Perkataan Dikta yang singkat, membuat senyum Lala luntur. Bukan apa, ia sudah mencoba yang terbaik, apakah Lala tidak ada maknanya di mata Dikta, sehingga Lala slalu saja terlihat salah di mata cowok itu.

"Tolong terima coklat ini. Kalau Lo emang nggak suka sama gue, setidaknya terima coklat ini, Dik. Gue beliin ini ngantri, soalnya coklat ini enak, terus mahal lagi. Lo yakin mau nolak?" kelakar Lala.

"Ayo terima?"

"Gue bilang pergi!" geram Dikta, dan berdiri dengan sarkas, membuat Lala sedikit mundur karena refleks.

"Terima dul-"

Perkataan Lala terpotong, oleh Dikta yang dengan cekatan lansung mengambil coklat dengan cepat, membuat senyum Lala lansung terbit. Namun, hanya sesaat sebelum kejadian menyedihkan itu mulai.

"Ini yang Lo mau'kan?" tanya Dikta datar.
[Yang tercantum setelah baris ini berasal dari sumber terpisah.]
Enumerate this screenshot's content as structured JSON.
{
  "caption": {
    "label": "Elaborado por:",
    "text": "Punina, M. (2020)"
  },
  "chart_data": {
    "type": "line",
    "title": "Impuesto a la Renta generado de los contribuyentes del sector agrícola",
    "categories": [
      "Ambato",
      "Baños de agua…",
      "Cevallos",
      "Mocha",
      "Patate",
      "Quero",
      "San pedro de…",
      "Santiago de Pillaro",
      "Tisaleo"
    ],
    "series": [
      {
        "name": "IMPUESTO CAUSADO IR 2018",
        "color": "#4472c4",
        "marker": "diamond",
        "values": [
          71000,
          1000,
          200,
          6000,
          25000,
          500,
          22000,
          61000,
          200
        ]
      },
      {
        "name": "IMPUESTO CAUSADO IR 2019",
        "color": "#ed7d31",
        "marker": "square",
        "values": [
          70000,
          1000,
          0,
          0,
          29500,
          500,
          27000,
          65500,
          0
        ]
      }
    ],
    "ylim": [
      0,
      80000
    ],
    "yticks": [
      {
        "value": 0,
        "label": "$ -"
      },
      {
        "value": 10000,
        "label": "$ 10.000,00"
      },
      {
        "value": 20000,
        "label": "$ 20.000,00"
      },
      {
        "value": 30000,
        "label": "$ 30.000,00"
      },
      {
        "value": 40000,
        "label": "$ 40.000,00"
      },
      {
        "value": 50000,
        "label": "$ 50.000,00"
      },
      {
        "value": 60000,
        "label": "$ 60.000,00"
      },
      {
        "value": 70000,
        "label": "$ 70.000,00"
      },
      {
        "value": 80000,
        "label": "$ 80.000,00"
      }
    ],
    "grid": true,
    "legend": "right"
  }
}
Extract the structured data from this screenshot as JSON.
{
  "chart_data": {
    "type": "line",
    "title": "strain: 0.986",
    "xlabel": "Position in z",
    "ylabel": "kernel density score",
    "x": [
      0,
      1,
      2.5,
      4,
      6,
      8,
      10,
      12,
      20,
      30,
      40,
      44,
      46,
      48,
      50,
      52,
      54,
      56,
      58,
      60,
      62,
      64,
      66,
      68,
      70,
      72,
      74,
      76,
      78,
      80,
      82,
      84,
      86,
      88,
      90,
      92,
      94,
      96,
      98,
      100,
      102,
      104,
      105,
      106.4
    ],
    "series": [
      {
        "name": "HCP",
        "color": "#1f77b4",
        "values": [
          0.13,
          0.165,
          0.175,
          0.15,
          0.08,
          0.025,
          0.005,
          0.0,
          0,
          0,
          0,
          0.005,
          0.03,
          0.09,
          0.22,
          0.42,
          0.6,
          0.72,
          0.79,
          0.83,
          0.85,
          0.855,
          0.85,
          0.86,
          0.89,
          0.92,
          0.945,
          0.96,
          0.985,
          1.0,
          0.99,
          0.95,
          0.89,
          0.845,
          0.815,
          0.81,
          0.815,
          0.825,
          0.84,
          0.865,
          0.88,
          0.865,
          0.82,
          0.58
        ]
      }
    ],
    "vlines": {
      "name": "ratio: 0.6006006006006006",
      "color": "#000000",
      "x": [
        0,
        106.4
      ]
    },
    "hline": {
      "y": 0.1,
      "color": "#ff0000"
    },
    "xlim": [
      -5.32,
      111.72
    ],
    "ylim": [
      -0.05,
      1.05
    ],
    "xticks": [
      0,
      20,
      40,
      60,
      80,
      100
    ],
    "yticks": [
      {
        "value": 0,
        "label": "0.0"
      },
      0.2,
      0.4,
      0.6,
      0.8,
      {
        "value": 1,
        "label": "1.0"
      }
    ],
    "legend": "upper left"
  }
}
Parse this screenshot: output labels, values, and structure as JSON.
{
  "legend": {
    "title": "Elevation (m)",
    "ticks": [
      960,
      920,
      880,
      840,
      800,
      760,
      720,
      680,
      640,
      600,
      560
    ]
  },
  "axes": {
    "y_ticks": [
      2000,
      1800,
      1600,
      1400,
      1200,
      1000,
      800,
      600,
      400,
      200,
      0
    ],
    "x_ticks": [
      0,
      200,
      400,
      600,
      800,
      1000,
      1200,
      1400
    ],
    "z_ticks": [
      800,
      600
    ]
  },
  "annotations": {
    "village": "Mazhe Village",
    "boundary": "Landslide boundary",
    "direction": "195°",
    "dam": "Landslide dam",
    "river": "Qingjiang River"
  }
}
Ia lansung menjatuhkan coklat tersebut, dan menginjaknya dengan kejam. Bahkan, coklat itu sudah hancur karena pijakan kaki Dikta yang tidak main-main. Lala tersenyum miris, matanya memanas. Semuanya benar-benar seperti mimpi. Baru saja Dikta membuatnya tersenyum, merasa menjadi manusia paling beruntung.

"Ke-kenapa dipijak?" Lala bertanya dengan bibir yang bergetar menahan tangis. Gadis itu sekuat tenaga agar tidak menangis di depan Dikta.

"Gue udah bilang, jangan ganggu gue lagi. Kehadiran Lo bikin gue terganggu, Larisa. Lo cuma parasit di hidup gue. Hidup gue jadi sial karena Lo masuk kedalamnya. Gue benci sama Lo!" sentak Dikta dengan kuat.

Dikta menuding Lala dengan jari telunjuknya. "Asal Lo tau, gue muak sama semua tingkah Lo. Tingkah Lo yang seolah-olah ngerasa kalau lo adalah pacar gue itu, murahan!"

"Lo bukan orang yang gue mau, sekeras apapun Lo berjuang, kalau bukan Lo yang gue mau ya percuma! Mulai sekarang jangan ganggu gue lagi!" ucap Dikta dengan nada dingin, berusaha untuk meng-stabilkan emosinya.